When the paradox is healthy, the institution and the community strengthen one another. The institution’s Quaker identity and fundraising imperatives keep it responsive to the concerns and resources of Pendle Hill’s wider constituency. Meanwhile, the community serves as a laboratory for an intensive exploration of those concerns and experiments, producing new insights and initiatives. In the process, the financial and labor capital invested in Pendle Hill bear fruit in renewing the social capital of faithful relationship, both among Friends and in wider networks.
A revealing moment in this relationship came in the 2005-06 year, as Pendle Hill struggled in the face of a major financial crisis and staff departures. In her 2006 annual report, Dean Niyonu Spann described the year as one of:
grieving, prayer, healing, and re-forming. Much of the visioning and strategic planning of my first year as dean was put on hold as our staff team worked to find our way. Yet, in the midst of this period of intense change, Pendle Hill was once again sent an amazing class of adult students. They seemed to be handpicked for these times, for they came ready to co-create the experience they sought. They brought vision, faithfulness, hard work, community, and an ever-growing love for Pendle Hill.

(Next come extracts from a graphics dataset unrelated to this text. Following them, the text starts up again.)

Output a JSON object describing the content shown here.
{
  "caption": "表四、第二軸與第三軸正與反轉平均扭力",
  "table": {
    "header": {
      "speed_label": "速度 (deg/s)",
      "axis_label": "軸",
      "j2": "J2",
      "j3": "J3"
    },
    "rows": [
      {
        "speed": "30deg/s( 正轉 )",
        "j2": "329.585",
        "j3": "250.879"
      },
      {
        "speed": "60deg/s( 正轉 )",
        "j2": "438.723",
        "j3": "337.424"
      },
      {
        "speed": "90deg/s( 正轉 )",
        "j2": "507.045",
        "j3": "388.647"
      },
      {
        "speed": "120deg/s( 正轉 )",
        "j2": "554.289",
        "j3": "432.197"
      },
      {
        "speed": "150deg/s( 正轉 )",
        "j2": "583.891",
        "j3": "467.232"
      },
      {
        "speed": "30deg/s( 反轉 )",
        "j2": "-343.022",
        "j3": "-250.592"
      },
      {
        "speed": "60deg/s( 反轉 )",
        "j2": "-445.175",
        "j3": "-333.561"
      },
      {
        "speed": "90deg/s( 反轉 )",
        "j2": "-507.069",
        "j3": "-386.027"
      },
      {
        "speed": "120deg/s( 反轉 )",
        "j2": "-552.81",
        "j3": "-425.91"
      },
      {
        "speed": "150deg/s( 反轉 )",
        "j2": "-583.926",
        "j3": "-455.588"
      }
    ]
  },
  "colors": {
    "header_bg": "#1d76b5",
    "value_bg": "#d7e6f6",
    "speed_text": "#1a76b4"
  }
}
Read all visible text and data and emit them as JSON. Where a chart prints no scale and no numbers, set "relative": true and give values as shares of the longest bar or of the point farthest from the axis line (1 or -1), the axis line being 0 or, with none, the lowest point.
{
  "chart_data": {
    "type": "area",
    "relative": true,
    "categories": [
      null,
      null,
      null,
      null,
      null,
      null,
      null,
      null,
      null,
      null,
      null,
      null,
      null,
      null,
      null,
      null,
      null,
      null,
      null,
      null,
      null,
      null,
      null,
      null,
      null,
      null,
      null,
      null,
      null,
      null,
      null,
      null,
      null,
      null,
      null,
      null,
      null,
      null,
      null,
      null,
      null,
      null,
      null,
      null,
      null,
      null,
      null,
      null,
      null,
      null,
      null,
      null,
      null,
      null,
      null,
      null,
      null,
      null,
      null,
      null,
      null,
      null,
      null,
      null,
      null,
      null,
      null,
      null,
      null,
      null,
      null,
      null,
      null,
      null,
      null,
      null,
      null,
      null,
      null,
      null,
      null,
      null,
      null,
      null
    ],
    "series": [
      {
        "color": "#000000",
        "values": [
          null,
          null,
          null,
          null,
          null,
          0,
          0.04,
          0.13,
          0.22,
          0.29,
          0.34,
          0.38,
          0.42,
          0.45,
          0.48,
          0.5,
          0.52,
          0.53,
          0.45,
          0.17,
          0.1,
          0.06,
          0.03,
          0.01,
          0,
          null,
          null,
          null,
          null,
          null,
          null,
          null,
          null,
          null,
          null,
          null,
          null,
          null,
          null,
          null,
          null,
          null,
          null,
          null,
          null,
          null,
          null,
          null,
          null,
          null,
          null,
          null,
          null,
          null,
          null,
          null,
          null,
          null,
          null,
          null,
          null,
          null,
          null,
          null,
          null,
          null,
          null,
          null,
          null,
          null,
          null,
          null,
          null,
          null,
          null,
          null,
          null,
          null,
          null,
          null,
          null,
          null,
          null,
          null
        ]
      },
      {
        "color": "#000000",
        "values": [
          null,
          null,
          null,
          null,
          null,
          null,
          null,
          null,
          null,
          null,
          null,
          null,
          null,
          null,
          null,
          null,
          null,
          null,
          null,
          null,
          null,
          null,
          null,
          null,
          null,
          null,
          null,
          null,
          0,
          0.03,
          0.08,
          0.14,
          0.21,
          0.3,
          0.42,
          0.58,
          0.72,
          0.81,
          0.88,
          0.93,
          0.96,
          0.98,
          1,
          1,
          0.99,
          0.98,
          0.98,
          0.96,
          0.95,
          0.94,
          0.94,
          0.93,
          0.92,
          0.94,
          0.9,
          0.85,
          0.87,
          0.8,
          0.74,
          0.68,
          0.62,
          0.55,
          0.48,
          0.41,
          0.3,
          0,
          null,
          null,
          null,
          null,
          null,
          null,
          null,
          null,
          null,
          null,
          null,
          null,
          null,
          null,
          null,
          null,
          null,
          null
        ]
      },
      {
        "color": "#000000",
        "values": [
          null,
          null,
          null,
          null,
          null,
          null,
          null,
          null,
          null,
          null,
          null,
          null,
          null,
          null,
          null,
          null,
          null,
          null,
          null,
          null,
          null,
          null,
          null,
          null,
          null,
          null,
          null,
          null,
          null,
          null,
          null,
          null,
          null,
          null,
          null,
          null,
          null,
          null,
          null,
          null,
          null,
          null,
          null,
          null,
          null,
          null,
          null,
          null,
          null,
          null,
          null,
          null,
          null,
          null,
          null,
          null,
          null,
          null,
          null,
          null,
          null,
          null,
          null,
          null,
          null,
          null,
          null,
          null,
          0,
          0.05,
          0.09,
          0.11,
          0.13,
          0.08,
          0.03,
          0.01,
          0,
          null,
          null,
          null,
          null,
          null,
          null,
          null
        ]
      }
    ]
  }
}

The community refreshed and encouraged the staff and Board to renew the experiment. Since then, with the leadership of Director Lauri Perman, a reconstituted Board, a resourceful and self-giving staff, and a continuing stream of inspired short-term and longterm students, Pendle Hill is regaining strength and refocusing its vision. There is enduring power at the center of the paradox that is Pendle Hill. The experiment continues.